Sulfenic Acid Modification: a Novel Link Between the Cardiovascular K+ Channel, Kv1.5, and Oxidative Stress

Abstract

Atrial fibrillation, a life‐threatening arrhythmia, is strongly associated with oxidative stress. The voltage‐dependent potassium (Kv) channel, Kv1.5 is a prominent cardiovascular K+ channel that is vital for atrial repolarization. Numerous studies suggest that Kv channels are redox‐sensitive; however, a molecular link between oxidative stress and altered Kv1.5 expression/activity has not been established. Kv1.5 possesses intracellular cysteine residues that may be redox‐sensitive. Reversible formation of cysteine sulfenic acid in response to oxidative stress is a potentially important means of posttranslational protein regulation.

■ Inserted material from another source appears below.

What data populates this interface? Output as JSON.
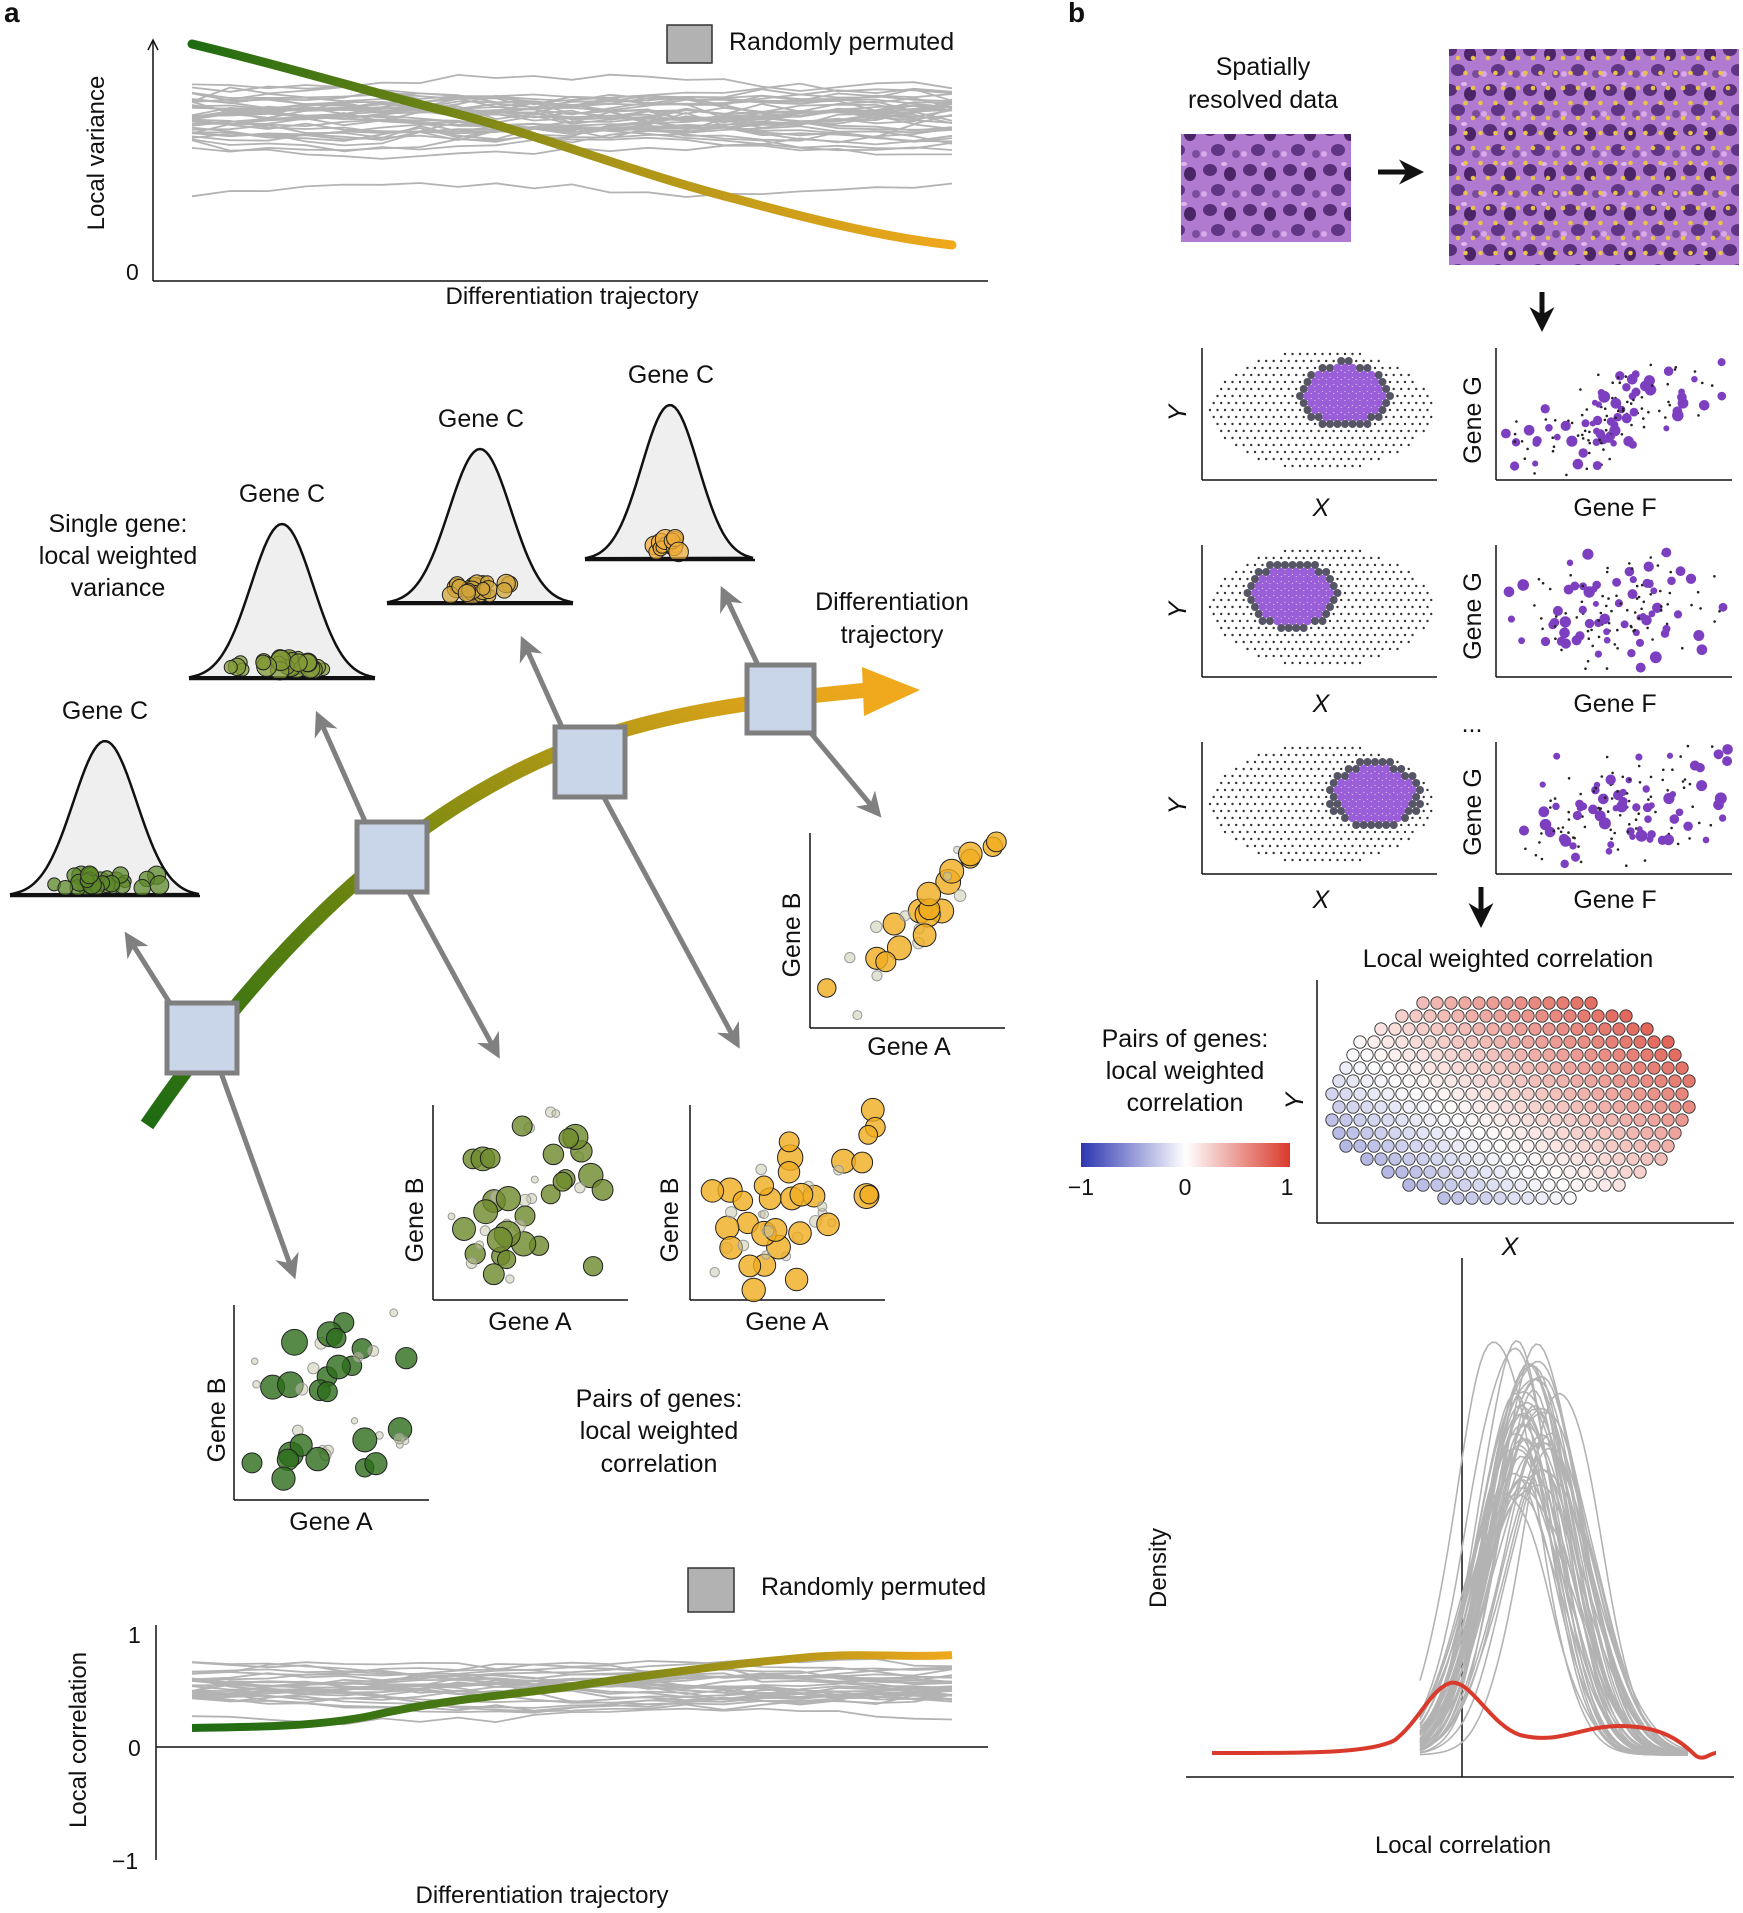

Using a novel chemical probe, we find that Kv1.5 is modified with sulfenic acid in a redox‐sensitive manner. Mutagenesis to identify the redox‐sensitive cysteine residues reveals that sulfenic acid formation occurs on the COOH terminus. Using immunohistochemistry, we find that acute oxidant treatment decreases cell surface expression of Kv1.5, with no significant effect on Kv1.5 protein expression. Together, these data suggest that cellular redox state can induce formation of sulfenic acid and alter Kv1.5 cell surface density. Redox‐mediated alterations in cell surface density of ion channels may affect cellular excitability, leading to pro‐arrhythmic changes in cardiac action potentials. Research support: NIH Grants HL0270973 and T32ES07062.